Very often IDPs are simply poorer than the refugees we have seen reaching the EU's borders.

"The journey to Europe is very cumbersome, and it's not cheap so you have to have a certain level of resources to do it," says Carsten Hansen, Middle East director for the Norwegian Refugee Council.

The conditions facing the displaced inside Syria are hard to illustrate through news agency pictures because these areas are too dangerous for journalists to access.

Even more worrying is the fact that aid agencies and NGOs cannot reach them either, putting them literally beyond help.

Oxford University's Professor Paul Collier, an expert on migration, says it is important that these IDPs are not forgotten just because they have not created a problem for European countries.

"They are obviously more vulnerable because they are still exposed to the violence," he points out.

"Often they can't get out. Refugees are at least relatively safe - unless they are lured onto boats by criminals."

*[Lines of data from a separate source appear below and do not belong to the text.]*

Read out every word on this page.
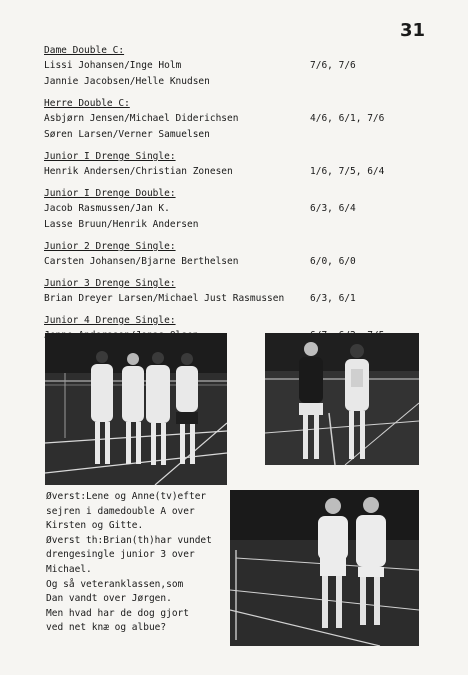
31

Dame Double C:

Lissi Johansen/Inge Holm	7/6, 7/6
Jannie Jacobsen/Helle Knudsen

Herre Double C:

Asbjørn Jensen/Michael Diderichsen	4/6, 6/1, 7/6
Søren Larsen/Verner Samuelsen

Junior I Drenge Single:

Henrik Andersen/Christian Zonesen	1/6, 7/5, 6/4

Junior I Drenge Double:

Jacob Rasmussen/Jan K.	6/3, 6/4
Lasse Bruun/Henrik Andersen

Junior 2 Drenge Single:

Carsten Johansen/Bjarne Berthelsen	6/0, 6/0

Junior 3 Drenge Single:

Brian Dreyer Larsen/Michael Just Rasmussen	6/3, 6/1

Junior 4 Drenge Single:

Øverst:Lene og Anne(tv)efter
sejren i damedouble A over
Kirsten og Gitte.
Øverst th:Brian(th)har vundet
drengesingle junior 3 over
Michael.
Og så veteranklassen,som
Dan vandt over Jørgen.
Men hvad har de dog gjort
ved net knæ og albue?
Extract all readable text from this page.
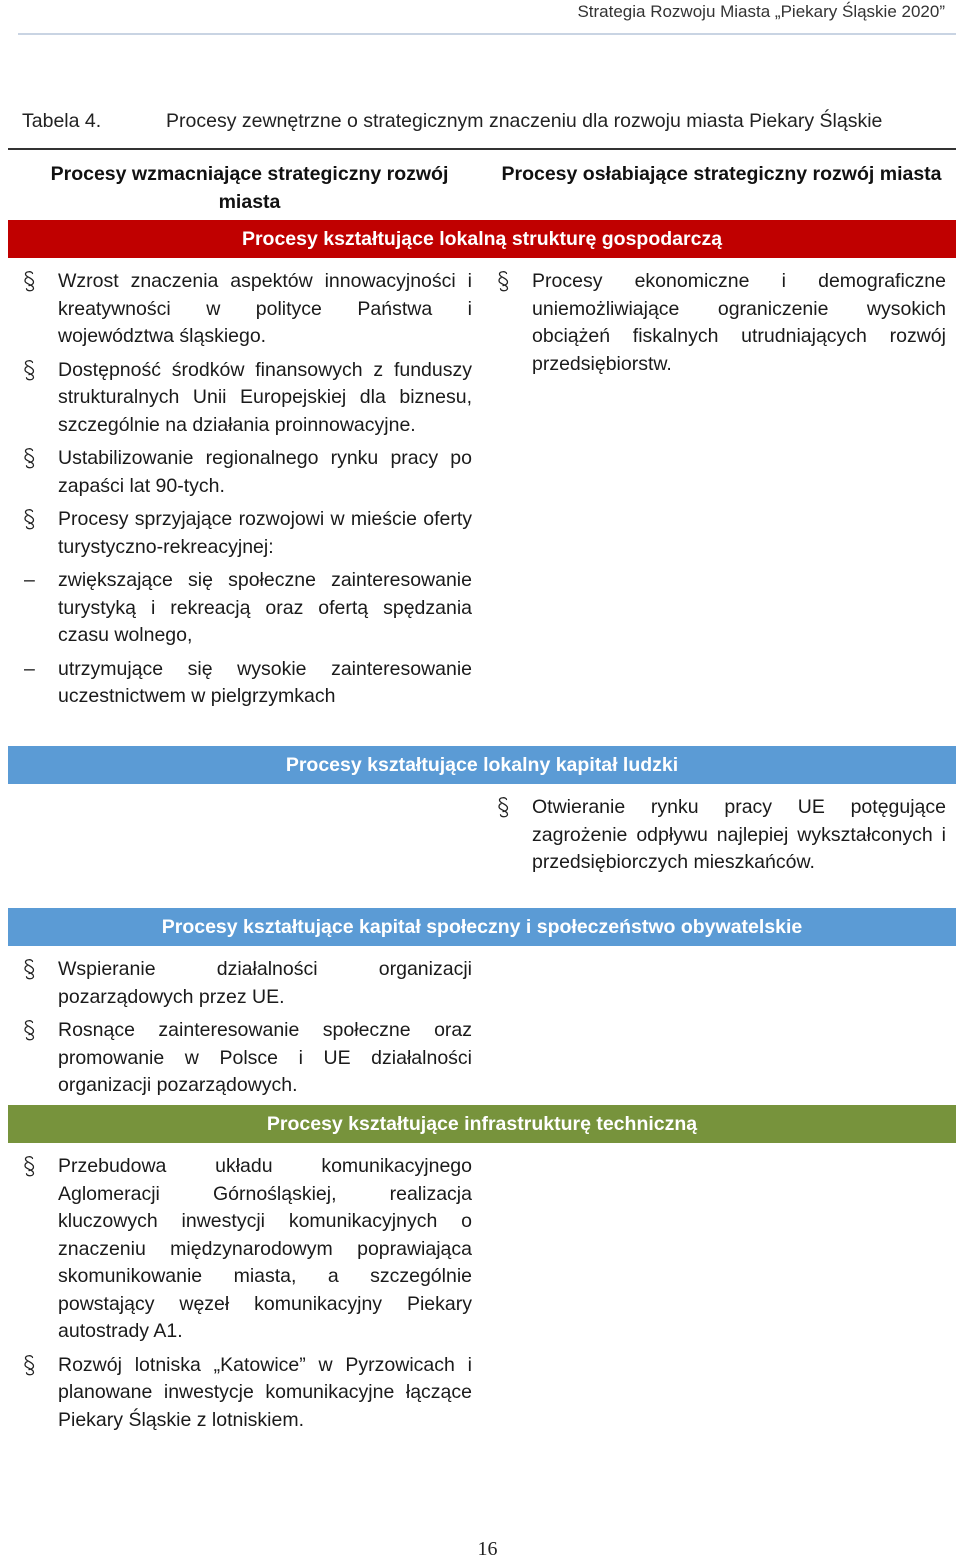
Strategia Rozwoju Miasta „Piekary Śląskie 2020”
Tabela 4.	Procesy zewnętrzne o strategicznym znaczeniu dla rozwoju miasta Piekary Śląskie
Procesy wzmacniające strategiczny rozwój miasta
Procesy osłabiające strategiczny rozwój miasta
Procesy kształtujące lokalną strukturę gospodarczą
Wzrost znaczenia aspektów innowacyjności i kreatywności w polityce Państwa i województwa śląskiego.
Dostępność środków finansowych z funduszy strukturalnych Unii Europejskiej dla biznesu, szczególnie na działania proinnowacyjne.
Ustabilizowanie regionalnego rynku pracy po zapaści lat 90-tych.
Procesy sprzyjające rozwojowi w mieście oferty turystyczno-rekreacyjnej:
– zwiększające się społeczne zainteresowanie turystyką i rekreacją oraz ofertą spędzania czasu wolnego,
– utrzymujące się wysokie zainteresowanie uczestnictwem w pielgrzymkach
Procesy ekonomiczne i demograficzne uniemożliwiające ograniczenie wysokich obciążeń fiskalnych utrudniających rozwój przedsiębiorstw.
Procesy kształtujące lokalny kapitał ludzki
Otwieranie rynku pracy UE potęgujące zagrożenie odpływu najlepiej wykształconych i przedsiębiorczych mieszkańców.
Procesy kształtujące kapitał społeczny i społeczeństwo obywatelskie
Wspieranie działalności organizacji pozarządowych przez UE.
Rosnące zainteresowanie społeczne oraz promowanie w Polsce i UE działalności organizacji pozarządowych.
Procesy kształtujące infrastrukturę techniczną
Przebudowa układu komunikacyjnego Aglomeracji Górnośląskiej, realizacja kluczowych inwestycji komunikacyjnych o znaczeniu międzynarodowym poprawiająca skomunikowanie miasta, a szczególnie powstający węzeł komunikacyjny Piekary autostrady A1.
Rozwój lotniska „Katowice” w Pyrzowicach i planowane inwestycje komunikacyjne łączące Piekary Śląskie z lotniskiem.
16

The refugees who flee to safety abroad also have extra legal protection because of the UN's 1951 Refugee Convention which sets out their basic rights.

Those left inside Syria, on the other hand, are still formally under the protection of the Bashar al-Assad government, and for many it is his regime which has been the source of their misery.

Others will have been forced to flee their homes by Islamic State militants, like the 11,000 people recently chased out of Palmyra in May.

Experts describe the day-to-day existence of these internal refugees as being like a hidden purgatory.

Many will be living in makeshift mass shelters. They may not have access to basic amenities like clean water or electricity.

As for medical care, that too will be patchy - the World Health Organization estimates that 57% of Syria's hospitals are now out of action.

Yet helping those left in Syria remains the trickiest task of all facing the world's leaders.

"I think we use up a lot of energy talking about solving the refugee crisis, but far less focus on finding a solution to the conflict itself," says Mr Hansen.

"We need to find a way of stopping the fighting."

For those who have followed the horrors of the Syrian conflict since it began, it makes no sense to only help those who have escaped abroad because - like the Kurdi family - today's "internally displaced person" will be tomorrow's refugee.